Simmer until ready to serve - at least 10 minutes, but up to half an hour. Serve meatballs with the sauce poured over and garnished with lemon zest curls and thyme sprigs.
More Meatballs:
• Recipe: Totally Tender Meatballs in Tomato Sauce
• Recipe: Bacon-Sage Meatballs with Buttermilk Gravy
(Images: Faith Durand)
Monterey Pitcher fr...

Those look unctuous.
Rich meat balanced with aromatic herb and citrus reminds me of all the good food in Northern California.
Wow these sound mouthwatering... I must try them! Would you pair them with pasta and the same lemon sauce?
The meatballs end up pretty saucy, so yes - they're great over pasta, or orzo, or egg noodles...

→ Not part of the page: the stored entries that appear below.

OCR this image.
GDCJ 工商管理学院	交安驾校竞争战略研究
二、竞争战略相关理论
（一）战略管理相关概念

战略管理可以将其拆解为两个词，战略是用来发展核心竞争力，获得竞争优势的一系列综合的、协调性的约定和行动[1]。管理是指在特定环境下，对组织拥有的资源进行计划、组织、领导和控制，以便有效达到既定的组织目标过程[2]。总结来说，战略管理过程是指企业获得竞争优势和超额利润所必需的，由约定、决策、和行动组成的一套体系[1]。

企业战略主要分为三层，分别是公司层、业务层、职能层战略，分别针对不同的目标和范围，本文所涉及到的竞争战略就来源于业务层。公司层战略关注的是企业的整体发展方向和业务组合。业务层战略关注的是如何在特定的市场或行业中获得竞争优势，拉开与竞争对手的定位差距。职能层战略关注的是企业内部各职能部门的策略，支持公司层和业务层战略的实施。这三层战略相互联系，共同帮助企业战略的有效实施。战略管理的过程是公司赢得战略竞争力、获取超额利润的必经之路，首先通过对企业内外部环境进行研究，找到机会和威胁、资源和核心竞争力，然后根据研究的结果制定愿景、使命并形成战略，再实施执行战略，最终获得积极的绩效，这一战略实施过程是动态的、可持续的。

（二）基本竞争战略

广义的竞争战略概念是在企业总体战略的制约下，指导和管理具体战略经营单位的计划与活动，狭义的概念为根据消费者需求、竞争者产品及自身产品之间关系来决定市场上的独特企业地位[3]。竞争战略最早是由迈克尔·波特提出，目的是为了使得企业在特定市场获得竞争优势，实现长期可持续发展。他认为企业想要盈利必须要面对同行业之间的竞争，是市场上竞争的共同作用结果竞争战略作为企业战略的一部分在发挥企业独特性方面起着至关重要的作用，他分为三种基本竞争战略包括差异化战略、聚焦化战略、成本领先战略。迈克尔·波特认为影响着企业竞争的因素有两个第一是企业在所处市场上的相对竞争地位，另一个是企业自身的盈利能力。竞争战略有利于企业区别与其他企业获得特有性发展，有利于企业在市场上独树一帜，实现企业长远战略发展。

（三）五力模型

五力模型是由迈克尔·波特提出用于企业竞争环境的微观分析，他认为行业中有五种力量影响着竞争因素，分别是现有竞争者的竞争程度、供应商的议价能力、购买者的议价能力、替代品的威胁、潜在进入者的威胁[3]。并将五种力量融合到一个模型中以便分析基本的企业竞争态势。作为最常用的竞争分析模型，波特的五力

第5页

OMG this looks fabulouso!!! Must make it next week after I get to the farmers market to buy pork and thyme. Perhaps some asparagus on the side and I love the egg noodle idea! Can't wait to taste it.
Yum! Now I want these tonight!
But we just made pork meatballs last night (Nigel Slater's, the ones w/ lemongrass & chilies). It seems prudent to wait a few days but Faith's comment on them being saucy and great over noodles has put me over the top on these.
Must make now.
Made these last night...they were yummy!
My first time making meatballs and I wonder if I didn't squeeze enough milk out of the breadcrumbs because the result was more of a meat cube, rather than a ball...like the moist mixture didn't hold shape very well. (does that make sense?)
Flavour was great and loved the sauce!
i just made this and my husband and i loved loved loved it. we served it over egg noodles. i accidentally added the onions into the meatball mixture before cooking them but we didn't notice a difference. it was still totally delicious.
also, we didn't soak the breadcrumbs, we just added dry breadcrumbs plus a little bit of soymilk into the mixture and it worked great. we also accidentally added one tablespoon of thyme (instead of one teaspoon). so apparently, a) we're not very good at following directions, and b) this is a seriously forgiving recipe.